The Senate voted today to take a giant step back in time, to pre-Magna Carta days, by passing the Torture Bill that strips detainees of their right of habeas corpus and allow America to torture detainees a little bit, just as long as we don't go too far.

Patrick Leahy (D-Vermont) had this to say during the Senate debate...

In the wake of the attack of 9/11, and in the fact of the continuing terrorist threat, now is not the time for the United States to abandon its principles. Admiral Hutson was right to point out that when we do there would be little to distinguish America from a “banana republic” or the repressive regimes against which we are trying to rally the world and the human spirit. Now is not the time to abandon American values, to shiver and quake, to rely on secrecy and torture.

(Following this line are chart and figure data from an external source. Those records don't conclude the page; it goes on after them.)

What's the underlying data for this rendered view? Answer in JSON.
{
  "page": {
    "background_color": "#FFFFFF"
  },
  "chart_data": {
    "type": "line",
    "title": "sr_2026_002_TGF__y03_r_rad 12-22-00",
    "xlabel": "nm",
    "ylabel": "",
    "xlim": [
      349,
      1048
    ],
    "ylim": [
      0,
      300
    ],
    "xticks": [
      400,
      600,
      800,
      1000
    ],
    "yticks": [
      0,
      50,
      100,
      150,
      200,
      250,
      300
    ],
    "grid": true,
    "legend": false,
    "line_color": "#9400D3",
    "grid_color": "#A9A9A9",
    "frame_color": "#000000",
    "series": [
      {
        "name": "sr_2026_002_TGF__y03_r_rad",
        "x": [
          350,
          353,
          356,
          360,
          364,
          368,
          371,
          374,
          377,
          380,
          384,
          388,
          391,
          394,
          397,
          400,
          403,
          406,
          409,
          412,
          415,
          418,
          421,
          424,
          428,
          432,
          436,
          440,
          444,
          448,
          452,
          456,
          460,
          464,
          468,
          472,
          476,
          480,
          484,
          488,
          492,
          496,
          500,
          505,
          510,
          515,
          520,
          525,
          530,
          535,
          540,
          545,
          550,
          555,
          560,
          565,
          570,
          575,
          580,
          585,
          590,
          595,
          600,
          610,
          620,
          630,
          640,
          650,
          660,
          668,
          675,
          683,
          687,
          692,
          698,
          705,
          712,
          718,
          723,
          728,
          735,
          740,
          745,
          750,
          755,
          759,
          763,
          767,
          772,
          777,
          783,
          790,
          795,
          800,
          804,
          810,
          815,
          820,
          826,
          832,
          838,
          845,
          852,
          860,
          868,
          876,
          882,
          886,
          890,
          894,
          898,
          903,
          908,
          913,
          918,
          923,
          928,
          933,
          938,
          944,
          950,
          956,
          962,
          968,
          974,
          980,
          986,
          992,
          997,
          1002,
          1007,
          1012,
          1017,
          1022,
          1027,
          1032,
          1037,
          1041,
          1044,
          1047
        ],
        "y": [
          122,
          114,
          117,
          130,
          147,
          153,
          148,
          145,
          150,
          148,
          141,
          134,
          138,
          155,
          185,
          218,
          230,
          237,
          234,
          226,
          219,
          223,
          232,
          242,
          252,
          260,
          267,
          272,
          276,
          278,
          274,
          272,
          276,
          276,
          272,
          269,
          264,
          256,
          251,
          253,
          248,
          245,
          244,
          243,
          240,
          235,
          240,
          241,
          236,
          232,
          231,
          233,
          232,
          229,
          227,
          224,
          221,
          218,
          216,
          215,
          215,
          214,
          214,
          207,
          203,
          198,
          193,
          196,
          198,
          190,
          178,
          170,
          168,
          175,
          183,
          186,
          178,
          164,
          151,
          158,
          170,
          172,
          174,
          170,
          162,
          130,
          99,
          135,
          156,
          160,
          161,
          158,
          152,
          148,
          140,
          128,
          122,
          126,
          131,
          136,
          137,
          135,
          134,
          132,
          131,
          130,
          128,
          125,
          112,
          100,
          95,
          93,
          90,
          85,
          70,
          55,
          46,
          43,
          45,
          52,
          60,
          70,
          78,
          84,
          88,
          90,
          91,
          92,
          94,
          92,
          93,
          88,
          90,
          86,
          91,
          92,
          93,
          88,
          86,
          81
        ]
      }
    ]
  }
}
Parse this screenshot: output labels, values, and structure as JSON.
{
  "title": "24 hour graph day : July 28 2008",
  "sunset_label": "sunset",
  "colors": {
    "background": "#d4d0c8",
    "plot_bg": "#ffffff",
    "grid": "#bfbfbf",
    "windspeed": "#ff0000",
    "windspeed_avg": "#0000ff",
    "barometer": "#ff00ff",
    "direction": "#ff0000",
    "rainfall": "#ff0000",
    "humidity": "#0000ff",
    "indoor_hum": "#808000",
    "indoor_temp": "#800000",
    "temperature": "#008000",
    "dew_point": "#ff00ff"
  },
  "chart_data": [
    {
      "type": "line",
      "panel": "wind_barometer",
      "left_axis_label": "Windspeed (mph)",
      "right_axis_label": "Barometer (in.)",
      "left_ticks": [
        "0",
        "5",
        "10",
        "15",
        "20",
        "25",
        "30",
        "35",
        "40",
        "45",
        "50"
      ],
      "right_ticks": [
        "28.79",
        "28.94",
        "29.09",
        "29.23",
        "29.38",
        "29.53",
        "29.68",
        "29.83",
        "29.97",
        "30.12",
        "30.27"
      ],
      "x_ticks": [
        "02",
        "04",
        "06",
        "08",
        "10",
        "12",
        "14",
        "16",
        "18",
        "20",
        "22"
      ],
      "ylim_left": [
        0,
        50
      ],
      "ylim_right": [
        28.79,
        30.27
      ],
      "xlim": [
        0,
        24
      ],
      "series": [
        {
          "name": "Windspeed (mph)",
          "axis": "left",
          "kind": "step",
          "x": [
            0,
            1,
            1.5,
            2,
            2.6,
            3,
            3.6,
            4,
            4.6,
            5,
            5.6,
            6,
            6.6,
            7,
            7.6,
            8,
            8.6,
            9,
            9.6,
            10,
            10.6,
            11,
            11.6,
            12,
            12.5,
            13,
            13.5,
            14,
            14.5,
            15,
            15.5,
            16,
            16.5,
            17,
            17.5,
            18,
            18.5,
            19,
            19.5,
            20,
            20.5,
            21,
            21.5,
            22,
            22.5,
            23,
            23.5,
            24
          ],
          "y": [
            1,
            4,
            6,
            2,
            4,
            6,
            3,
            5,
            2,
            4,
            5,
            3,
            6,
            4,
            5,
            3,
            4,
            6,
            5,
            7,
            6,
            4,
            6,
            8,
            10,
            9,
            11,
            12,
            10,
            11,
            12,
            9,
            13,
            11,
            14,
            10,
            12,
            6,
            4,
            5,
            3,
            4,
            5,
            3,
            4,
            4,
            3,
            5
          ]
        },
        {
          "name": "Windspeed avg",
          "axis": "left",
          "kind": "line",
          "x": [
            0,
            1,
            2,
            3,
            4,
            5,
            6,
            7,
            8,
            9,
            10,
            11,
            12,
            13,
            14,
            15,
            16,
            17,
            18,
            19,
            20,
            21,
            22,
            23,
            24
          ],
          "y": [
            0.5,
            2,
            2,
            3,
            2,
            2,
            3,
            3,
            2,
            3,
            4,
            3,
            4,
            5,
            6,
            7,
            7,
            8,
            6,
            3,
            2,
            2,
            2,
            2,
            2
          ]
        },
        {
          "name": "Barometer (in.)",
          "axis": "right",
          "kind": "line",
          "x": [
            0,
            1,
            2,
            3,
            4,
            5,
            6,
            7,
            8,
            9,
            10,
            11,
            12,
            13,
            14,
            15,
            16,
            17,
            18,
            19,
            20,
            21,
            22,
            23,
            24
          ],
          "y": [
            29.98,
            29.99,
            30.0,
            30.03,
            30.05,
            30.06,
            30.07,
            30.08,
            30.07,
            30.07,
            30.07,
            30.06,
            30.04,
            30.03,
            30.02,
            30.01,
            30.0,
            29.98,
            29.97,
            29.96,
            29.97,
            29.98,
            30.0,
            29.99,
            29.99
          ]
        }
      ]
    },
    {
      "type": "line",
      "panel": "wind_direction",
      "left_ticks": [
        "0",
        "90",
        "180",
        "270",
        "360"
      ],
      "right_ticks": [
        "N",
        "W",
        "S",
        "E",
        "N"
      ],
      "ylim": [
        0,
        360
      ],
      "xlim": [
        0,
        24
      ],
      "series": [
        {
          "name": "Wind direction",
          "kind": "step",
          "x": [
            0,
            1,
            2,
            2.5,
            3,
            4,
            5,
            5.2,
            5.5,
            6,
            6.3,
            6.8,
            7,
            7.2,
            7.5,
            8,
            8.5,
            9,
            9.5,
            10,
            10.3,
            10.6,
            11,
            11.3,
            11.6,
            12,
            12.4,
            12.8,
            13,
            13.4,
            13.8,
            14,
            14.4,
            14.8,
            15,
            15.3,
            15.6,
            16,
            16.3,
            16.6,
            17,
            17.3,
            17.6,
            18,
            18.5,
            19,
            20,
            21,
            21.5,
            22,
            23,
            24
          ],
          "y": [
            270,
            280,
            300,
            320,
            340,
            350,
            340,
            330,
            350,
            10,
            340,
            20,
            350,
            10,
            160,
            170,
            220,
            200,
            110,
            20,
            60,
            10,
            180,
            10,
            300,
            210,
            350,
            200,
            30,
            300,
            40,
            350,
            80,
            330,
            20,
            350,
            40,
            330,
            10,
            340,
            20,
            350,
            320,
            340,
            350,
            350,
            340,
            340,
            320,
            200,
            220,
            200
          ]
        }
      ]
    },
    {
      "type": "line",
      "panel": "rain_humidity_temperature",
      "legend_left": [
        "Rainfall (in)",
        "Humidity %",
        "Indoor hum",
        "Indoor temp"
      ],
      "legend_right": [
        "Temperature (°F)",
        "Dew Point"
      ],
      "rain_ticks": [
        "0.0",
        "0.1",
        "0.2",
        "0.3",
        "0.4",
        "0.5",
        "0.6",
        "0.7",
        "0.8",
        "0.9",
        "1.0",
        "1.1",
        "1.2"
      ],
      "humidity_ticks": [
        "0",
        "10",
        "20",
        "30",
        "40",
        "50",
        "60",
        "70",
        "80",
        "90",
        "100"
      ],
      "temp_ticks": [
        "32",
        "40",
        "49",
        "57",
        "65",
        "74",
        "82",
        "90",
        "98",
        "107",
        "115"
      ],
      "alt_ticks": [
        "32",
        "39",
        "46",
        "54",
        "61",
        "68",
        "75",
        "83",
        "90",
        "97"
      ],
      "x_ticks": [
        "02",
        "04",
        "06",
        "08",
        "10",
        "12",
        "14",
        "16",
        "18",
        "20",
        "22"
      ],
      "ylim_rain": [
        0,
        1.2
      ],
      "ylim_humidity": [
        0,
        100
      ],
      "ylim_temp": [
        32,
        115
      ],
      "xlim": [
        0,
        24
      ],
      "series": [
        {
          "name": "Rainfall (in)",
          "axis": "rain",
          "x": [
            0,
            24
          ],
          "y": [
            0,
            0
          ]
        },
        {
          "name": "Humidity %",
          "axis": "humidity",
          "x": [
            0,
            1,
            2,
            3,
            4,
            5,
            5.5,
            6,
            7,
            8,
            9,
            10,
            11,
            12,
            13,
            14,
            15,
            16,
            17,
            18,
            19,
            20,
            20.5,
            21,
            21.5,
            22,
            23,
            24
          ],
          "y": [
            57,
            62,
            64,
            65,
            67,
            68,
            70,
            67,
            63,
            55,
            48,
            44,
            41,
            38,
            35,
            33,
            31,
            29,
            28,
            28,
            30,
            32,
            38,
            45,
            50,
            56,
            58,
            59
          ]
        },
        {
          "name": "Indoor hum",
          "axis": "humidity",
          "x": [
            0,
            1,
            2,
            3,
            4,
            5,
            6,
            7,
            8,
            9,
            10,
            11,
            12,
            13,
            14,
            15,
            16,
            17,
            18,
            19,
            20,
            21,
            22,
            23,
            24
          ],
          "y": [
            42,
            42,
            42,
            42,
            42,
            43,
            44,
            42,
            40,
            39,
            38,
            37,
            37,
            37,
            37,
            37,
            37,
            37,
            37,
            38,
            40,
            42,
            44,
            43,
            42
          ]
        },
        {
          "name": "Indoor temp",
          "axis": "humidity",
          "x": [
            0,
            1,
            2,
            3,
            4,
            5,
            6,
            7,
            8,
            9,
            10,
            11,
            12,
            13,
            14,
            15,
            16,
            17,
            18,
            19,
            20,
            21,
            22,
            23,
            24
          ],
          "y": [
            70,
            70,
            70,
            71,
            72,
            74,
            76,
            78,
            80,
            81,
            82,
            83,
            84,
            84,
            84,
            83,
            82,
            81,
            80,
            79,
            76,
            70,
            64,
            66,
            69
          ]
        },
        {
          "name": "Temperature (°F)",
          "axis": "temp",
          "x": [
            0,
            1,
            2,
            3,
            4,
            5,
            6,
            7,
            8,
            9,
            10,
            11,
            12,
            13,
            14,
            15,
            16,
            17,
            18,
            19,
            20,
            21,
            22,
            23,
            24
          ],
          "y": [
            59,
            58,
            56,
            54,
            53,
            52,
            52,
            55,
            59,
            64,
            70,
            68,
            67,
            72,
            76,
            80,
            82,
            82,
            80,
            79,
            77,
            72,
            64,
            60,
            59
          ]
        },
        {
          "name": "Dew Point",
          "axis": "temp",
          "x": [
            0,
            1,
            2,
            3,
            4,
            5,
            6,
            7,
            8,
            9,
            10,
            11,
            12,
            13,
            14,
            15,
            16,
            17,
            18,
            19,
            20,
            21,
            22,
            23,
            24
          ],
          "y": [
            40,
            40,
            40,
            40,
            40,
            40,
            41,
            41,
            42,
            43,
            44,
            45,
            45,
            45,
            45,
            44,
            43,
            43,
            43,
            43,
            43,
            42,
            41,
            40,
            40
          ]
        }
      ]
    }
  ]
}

Those are ways of repression and oppression, not the American way.


The habeas provisions of this bill are wrong-headed and flagrantly unconstitutional. Tinkering with them would not make them less wrong-headed, but might make them less flagrantly unconstitutional, and I see no reason to save the Administration from itself and from the inevitable defeat when the Supreme Court strikes them down. Why should those of us who take our oath to uphold the Constitution seriously, and who understand the fundamental importance of habeas to freedom, compromise with the drafters of this irresponsible bill?

2 comments:

Anonymous said...

So, this puts Bush in the same league as Abraham Lincoln....

noneed4thneed said...

Far from it.

I think it is way off base when Neocons compare Bush with Lincoln and the War on Terror to the Civil War. If the South would have won the Civil War, the United States would have ceased to exist. There is no threat of that in the War on Terror. Our nation was at a far greater risk in the Civil War.

We would be much better if we focused on fighting the War on Terror instead of trying to create an environment that destablizes the world and makes everyone hate us.